Buscando desesperadamente a Eva

Como una Ulises de la vida, he vivido estos últimos días mi Odisea particular. Mi destino no era Ítaca, sino el palacio de los deportes, donde mi amada Eva Amaral me esperaba cosiendo y descosiendo el telón del escenario de su concierto.

Veinte años he tardado en conseguir las entradas para poder acceder al concierto. Bueno, en comprarlas tarde cinco minutos allá por mayo, pero en cogerlas… he visto operaciones a corazón abierto más sencillas que esto. Bueno, no las he visto exactamente, pero en Anatomía de Grey duran menos de un capítulo, y lo mío habría dado para una temporada entera con un CONTINUARÁ al final de ésta.

Y es que si os pensáis que para ir a un concierto basta con comprar la entrada, estáis equivocadísimos. Después de la compra viene la recogida. Con esta intención me presenté yo el primer día en la taquilla del Fnac; con mi número de referencia, mi tarjeta, mi Dni, mi cara, que coincide con el DNi y con una gran sonrisa. Con lo que yo no contaba era con que, desde que compré esa entrada había desimantado unas 14 tarjetas aparte de haber atascado una en un cajero en el metro. Claro, si cambias de tarjeta una media de 27 veces a la semana, en algún momento te cambian el número. Y si el número es diferente, no coincide con el de la tarjeta que realizó la compra. Conclusión, no tenía entrada hasta que no pidiera en el banco un certificado que dijera que en otro momento había tenido el otro número.
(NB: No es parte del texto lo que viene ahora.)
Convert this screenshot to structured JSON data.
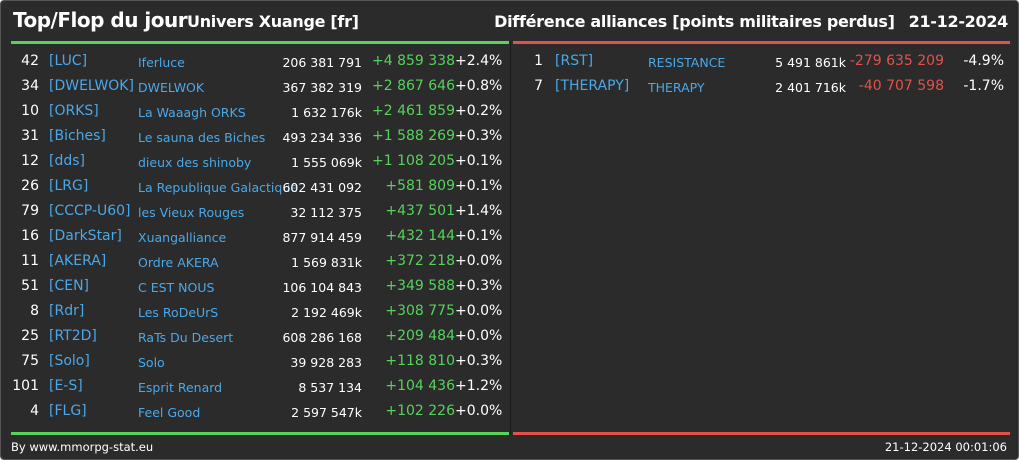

Así que fui al banco, donde los empleados me saludaron con abrazos y besos claro, porque hacía por lo menos tres días que no los veía y ya me echaban de menos. Alguno lloró, otros me recibieron con pancartas… “Lo de siempre, ¿no Leyrecita?... ¡Marchando una de duplicado de tarjeta!” no, no… que hoy vengo a por otra cosa: quiero un certificado que diga que fui poseedora de otra tarjeta. Claro, como era la primera persona que pedía esto en la historia de la banca mundial, todos mis amigos de la sucursal se quedaron flipados y tuvimos que llamar a la central, que ya dijo que se inventaría algún papel que darme… por supuesto, otro día; porque eso de hacer los trámites de una vez a mí no me mola nada. ¿Por qué hacer hoy lo que puedes estar haciendo durante 14 días? Así que volví al siguiente día a por mi certificado.

Volví al Fnac, con mi maletín de papeles, que más que una entrada parecía que quería hacerme el visado para vivir tres años en el Palacio de Deportes: mi número de referencia, mi tarjeta, el certificado de la otra tarjeta, mi DNI, mi cara que es como la del DNI, mi certificado de nacimiento para que viera que había nacido y por lo tanto podía ser poseedora de mi tarjeta; las esquelas de los últimos tres años para que viera que no me había muerto y por tanto aún era poseedora de mi tarjeta… vamos, lo típico. Y cuando después de la cola llegué a la taquilla, una mujer que era el opuesto de la amabilidad materializado en cajera; me dijo que ahí sólo daban entradas hasta 72 horas antes del concierto… requisito que por supuesto no cumplía porque faltaban 48 horas para el mismo. Siguiente destino: las taquillas del concierto.

Llegó el día del concierto y me acerqué a las taquillas. Cuando me llegó mi turno, saqué mi maletín con la documentación pero…. Tatatata… mi nombre no estaba en la lista. La chica de la taquilla me miraba apurada mientras yo sólo pensaba en algún veneno eficaz y que no dejara rastro para cargarme de un plumazo a los de la venta de entradas, a Amaral y a las taquilleras del mundo. La de la taquilla llamó a la web que vendía las entradas y resulta que mis entradas estaban recogidas ya. ¡Recogidas! Claro, porque a mí en realidad lo que más me gusta de los conciertos es coger entradas, por eso he venido 14 veces a por esta entrada con tantos papeles que podría comprarme al grupo legalmente… La chica de la taquilla, que para vuestra información se llama Nerea (así es mi vida, si te pasas el 90% del tiempo arreglando embolaos en oficinas, o te haces amigos ahí o estás perdido porque no hay tiempo para ver al resto),me puso al móvil a la de la web, se puso ella de nuevo, hablamos las tres, habló mi madre con ella.. vamos, que 4 horas después, y sin entrada; Nerea se compadeció y me dio una… en preferente.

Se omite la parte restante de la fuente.